À mesure que l’Europe reconfigure ses chaînes de valeur industrielles et que le Maroc consolide son rôle de hub économique en Afrique du Nord, la relation entre Rabat et Rome prend une densité nouvelle. Longtemps stable mais discrète, elle s’affirme désormais comme un partenariat à fort potentiel, nourri par une convergence d’intérêts économiques, une volonté politique commune et un cadre stratégique en construction.
Avec plus de 5 milliards d’euros d’échanges commerciaux en 2025, selon les dernières données croisées des deux chancelleries, l’Italie s’installe parmi les premiers partenaires du Maroc au sein de l’Union européenne, derrière la France, l’Espagne et l’Allemagne. Les exportations marocaines vers le marché italien se diversifient : pièces automobiles, produits agricoles, composants électriques, textiles techniques. En retour, l’Italie fournit au Maroc des machines-outils, des produits chimiques, des équipements industriels, mais aussi des services à haute valeur ajoutée.
Ce rééquilibrage se traduit aussi sur le terrain des investissements. Plus de 200 entreprises italiennes sont implantées au Maroc, principalement dans les régions de Casablanca, Tanger et Kénitra. Elles évoluent dans l’automobile, l’énergie, la transformation alimentaire ou la logistique. Le groupe ENEL, très présent dans les énergies renouvelables, participe à plusieurs appels d’offres dans le solaire et l’éolien. D’autres opérateurs investissent dans l’eau, la valorisation des déchets ou le traitement des eaux usées, domaines où l’expertise italienne est reconnue.
Cette dynamique a franchi un cap avec la signature, début octobre à Rome, d’un mémorandum d’entente entre la Caisse de dépôt et de gestion (CDG) du Maroc et la Cassa Depositi e Prestiti (CDP), son homologue italienne. Derrière ce texte, une ambition partagée : structurer une coopération d’investissement entre deux institutions qui gèrent, chacune, plusieurs dizaines de milliards d’euros d’actifs.
L’accord couvre des secteurs clés — énergie verte, infrastructures, agriculture, développement urbain, tourisme, santé — mais surtout, il pose les bases d’une ingénierie financière conjointe. Objectif : cofinancer des projets, mutualiser les risques, mobiliser les marchés de capitaux, faciliter l’accès des PME au financement, et aligner les projets sur les priorités stratégiques des deux pays.
Le choix du Maroc comme point d’ancrage ne doit rien au hasard. Le Royaume attire par sa stabilité politique, la qualité de ses infrastructures, ses accords commerciaux avec l’Europe et l’Afrique, et sa stratégie industrielle offensive.

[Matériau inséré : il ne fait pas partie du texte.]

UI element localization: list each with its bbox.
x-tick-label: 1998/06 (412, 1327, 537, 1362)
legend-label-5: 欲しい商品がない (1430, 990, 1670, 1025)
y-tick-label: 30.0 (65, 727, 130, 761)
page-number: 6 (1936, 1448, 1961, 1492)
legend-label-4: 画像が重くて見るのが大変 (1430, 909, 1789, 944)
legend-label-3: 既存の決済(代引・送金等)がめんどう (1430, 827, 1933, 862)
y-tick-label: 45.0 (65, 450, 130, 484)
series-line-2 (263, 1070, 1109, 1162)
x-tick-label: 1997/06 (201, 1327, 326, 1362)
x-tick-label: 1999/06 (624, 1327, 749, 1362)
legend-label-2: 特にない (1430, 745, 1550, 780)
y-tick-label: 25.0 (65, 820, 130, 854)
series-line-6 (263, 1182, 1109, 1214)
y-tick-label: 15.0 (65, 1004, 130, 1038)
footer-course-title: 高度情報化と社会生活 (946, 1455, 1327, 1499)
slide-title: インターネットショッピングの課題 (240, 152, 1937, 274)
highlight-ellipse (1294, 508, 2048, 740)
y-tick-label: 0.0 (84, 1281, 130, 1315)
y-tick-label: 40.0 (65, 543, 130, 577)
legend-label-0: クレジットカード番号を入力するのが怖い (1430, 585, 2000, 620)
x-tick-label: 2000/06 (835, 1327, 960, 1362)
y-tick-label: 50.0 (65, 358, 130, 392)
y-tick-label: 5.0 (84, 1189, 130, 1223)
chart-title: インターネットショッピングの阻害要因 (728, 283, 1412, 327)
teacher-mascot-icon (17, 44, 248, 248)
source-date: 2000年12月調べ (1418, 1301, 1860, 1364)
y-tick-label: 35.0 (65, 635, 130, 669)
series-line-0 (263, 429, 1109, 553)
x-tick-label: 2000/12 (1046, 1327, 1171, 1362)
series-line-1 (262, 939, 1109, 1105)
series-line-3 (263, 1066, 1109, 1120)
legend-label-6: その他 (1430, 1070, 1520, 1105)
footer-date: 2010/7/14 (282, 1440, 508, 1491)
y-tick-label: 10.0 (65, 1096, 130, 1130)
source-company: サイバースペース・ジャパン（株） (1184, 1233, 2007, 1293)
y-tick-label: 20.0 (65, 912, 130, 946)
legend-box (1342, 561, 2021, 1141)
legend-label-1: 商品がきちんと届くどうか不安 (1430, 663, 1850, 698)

Le plan d’accélération industrielle, la stratégie agricole Génération Green ou encore la feuille de route nationale pour l’hydrogène vert offrent un terreau favorable à l’investissement.
Côté italien, l’intérêt est multiple. Réduire la dépendance vis-à-vis de l’Asie en relocalisant certaines productions. Sécuriser les approvisionnements énergétiques. S’appuyer sur des partenaires fiables pour conquérir de nouveaux marchés. La CDP, bras financier de l’État italien, a d’ailleurs ouvert en 2024 un bureau à Rabat, preuve d’un engagement appelé à durer.
Mais le potentiel reste sous-exploité. Le niveau d’investissement italien au Maroc reste en deçà de celui observé avec la France ou l’Espagne. Les entreprises italiennes souffrent parfois d’un déficit d’information sur le marché marocain, ou d’un accompagnement institutionnel trop fragmenté. Côté marocain, le défi est de renforcer les compétences, d’accélérer les réformes administratives et de garantir un environnement juridique stable, lisible et incitatif.
Le nouveau partenariat entre la CDG et la CDP, s’il est correctement suivi, pourrait jouer un rôle d’accélérateur. À condition que les projets annoncés trouvent rapidement leur traduction opérationnelle sur le terrain. Dans le domaine de l’eau, de l’énergie, du logement ou de l’agro-industrie, les besoins sont connus, les acteurs identifiés. Reste à faire converger les intérêts économiques avec les impératifs sociaux et environnementaux.
Au-delà de l’histoire partagée et des commémorations diplomatiques, la relation maroco-italienne entre dans une phase où la complémentarité peut devenir levier. Une relation d’égal à égal, portée par des opérateurs capables de bâtir des projets utiles, visibles et durables.